Sam's Club & Stew Leonard's Represented In Retailer Panel At ABA Convention

WASHINGTON, D.C. The American Bakers Association is pleased to announce a multi-format panel of retail experts highlighting the April 16 business session at ABA’s 2012 Annual Convention.

The retailer perspective will be represented by Stew Leonard Jr. of Stew Leonard’s and Shawn Baldwin of Sam’s Club. Supermarket News Editor David Orgel will moderate, and consumer expert Todd Hale will also sit in following his independent remarks preceding the panel.

“We are very excited to have key representatives from the baking industry’s customer base joining us to explore how consumers are making purchasing decisions with regard to baked goods,” said ABA President & CEO Robb MacKie. “It’s clear that consumers are responding to the current economic climate with a variety of strategies. This panel, complemented by our sessions on consumer and marketing analysis, will give convention attendees current, relevant guidance to bring home to their companies.”

Shawn Baldwin joins the panel from Sam’s Club where he serves as senior vice president, fresh and freezer cooler, giving him responsibility for fresh merchandising, fresh operations, demos, and freezer-cooler merchandising for Sam’s Club U.S. and Puerto Rico. Since joining the company in 1990, he has held various roles in operations, merchandising, and club management.

Stew Leonard Jr. is president and CEO of Stew Leonard’s, a family-owned retailer operating multiple facilities across the Northeast with annual sales of $400 million. Known for its unique atmosphere which includes in-store entertainment and costumed characters, Stew Leonard’s holds a record in Guinness Records for greatest sales per unit area of a single food store in the United States.
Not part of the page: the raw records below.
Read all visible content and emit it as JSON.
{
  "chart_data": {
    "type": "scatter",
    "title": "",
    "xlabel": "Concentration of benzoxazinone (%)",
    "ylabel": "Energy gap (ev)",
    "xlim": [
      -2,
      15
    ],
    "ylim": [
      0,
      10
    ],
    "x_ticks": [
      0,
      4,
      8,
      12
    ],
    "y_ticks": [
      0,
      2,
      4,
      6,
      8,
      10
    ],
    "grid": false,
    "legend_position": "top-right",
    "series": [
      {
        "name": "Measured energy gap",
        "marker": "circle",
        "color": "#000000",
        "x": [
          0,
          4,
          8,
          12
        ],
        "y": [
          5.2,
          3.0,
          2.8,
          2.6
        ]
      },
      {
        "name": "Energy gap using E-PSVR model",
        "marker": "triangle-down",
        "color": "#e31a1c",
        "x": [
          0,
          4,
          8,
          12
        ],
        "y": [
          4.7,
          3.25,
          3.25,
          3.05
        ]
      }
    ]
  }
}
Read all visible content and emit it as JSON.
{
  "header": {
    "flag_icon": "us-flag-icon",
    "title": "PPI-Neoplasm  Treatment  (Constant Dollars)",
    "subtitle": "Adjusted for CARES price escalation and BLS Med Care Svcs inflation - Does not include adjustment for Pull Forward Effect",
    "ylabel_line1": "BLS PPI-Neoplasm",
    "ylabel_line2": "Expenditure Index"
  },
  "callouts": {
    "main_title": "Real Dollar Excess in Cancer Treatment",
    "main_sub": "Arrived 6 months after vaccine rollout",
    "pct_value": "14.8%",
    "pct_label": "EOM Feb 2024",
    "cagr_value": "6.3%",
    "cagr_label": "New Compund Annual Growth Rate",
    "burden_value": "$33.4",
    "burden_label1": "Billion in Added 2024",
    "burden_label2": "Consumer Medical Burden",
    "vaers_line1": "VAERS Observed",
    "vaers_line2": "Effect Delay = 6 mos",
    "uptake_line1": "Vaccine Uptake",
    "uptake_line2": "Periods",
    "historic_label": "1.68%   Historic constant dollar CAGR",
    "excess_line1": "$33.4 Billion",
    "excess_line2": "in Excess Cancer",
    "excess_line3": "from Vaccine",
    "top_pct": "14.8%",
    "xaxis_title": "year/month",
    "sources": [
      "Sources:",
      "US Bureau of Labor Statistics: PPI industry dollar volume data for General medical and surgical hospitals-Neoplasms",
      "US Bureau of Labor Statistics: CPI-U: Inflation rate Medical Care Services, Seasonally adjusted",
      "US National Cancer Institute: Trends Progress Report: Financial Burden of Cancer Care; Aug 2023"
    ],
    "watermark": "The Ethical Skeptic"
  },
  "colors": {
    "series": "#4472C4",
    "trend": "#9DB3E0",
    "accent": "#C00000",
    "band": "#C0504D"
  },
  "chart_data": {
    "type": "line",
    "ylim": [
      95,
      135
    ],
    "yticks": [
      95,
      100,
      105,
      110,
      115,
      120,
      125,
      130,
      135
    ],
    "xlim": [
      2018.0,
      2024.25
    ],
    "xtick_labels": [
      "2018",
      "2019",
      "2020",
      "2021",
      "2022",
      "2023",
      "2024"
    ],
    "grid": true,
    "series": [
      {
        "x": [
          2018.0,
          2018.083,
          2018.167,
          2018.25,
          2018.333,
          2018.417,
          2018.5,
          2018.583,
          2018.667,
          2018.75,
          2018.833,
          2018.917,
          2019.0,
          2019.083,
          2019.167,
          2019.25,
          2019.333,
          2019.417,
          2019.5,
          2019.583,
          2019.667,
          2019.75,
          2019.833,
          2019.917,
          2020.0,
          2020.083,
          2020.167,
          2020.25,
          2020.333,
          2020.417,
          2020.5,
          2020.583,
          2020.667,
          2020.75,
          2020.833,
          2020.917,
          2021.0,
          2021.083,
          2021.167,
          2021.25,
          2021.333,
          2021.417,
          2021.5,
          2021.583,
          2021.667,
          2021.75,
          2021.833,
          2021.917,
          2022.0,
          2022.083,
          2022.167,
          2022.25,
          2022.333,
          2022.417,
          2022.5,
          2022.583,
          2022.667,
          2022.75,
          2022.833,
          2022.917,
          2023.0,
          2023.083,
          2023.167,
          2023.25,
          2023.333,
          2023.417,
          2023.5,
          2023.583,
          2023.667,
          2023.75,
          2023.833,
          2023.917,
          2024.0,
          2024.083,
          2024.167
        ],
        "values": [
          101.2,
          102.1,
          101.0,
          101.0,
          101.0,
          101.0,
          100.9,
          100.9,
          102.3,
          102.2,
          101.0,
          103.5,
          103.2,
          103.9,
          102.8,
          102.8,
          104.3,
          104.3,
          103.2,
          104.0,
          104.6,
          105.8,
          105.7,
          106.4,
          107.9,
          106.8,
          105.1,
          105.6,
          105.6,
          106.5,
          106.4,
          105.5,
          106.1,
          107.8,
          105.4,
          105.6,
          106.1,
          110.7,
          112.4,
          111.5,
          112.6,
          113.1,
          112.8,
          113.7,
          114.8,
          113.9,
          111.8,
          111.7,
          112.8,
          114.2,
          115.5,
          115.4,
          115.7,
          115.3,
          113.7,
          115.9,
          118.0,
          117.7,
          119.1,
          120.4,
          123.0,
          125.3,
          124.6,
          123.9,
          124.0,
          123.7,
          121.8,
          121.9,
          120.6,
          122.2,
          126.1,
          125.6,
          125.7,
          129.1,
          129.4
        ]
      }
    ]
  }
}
“What I hope our members will take away from the panel is keen insight into strategies commercial bakers can implement to partner with their retail customers in promoting higher growth of branded, private label and in-store bakery products – encompassing innovation, marketing and merchandising,” continued MacKie.

The 2012 ABA Convention, April 14-18, at the Fairmont Scottsdale Princess, promises to once again be the premier industry event of the year. The theme of “Baking Industry United” celebrates each individual’s integral role in the industry. The convention will bring together hundreds of leaders from America’s baking businesses and their suppliers for networking, idea exchange, and working sessions. Registration is open to both members and prospective members. More information may be found at www.americanbakers.org.

About the American Bakers Association:

The American Bakers Association (ABA) is the Washington D.C.-based voice of the wholesale baking industry. Since 1897, ABA has represented the interests of bakers before the U.S. Congress, federal agencies, and international regulatory authorities. ABA advocates on behalf of more than 700 baking facilities and baking company suppliers. ABA members produce bread, rolls, crackers, bagels, sweet goods, tortillas and many other wholesome, nutritious, baked products for America’s families. The baking industry generates more than $102 billion in economic activity annually and employs more than 633,000 highly skilled people.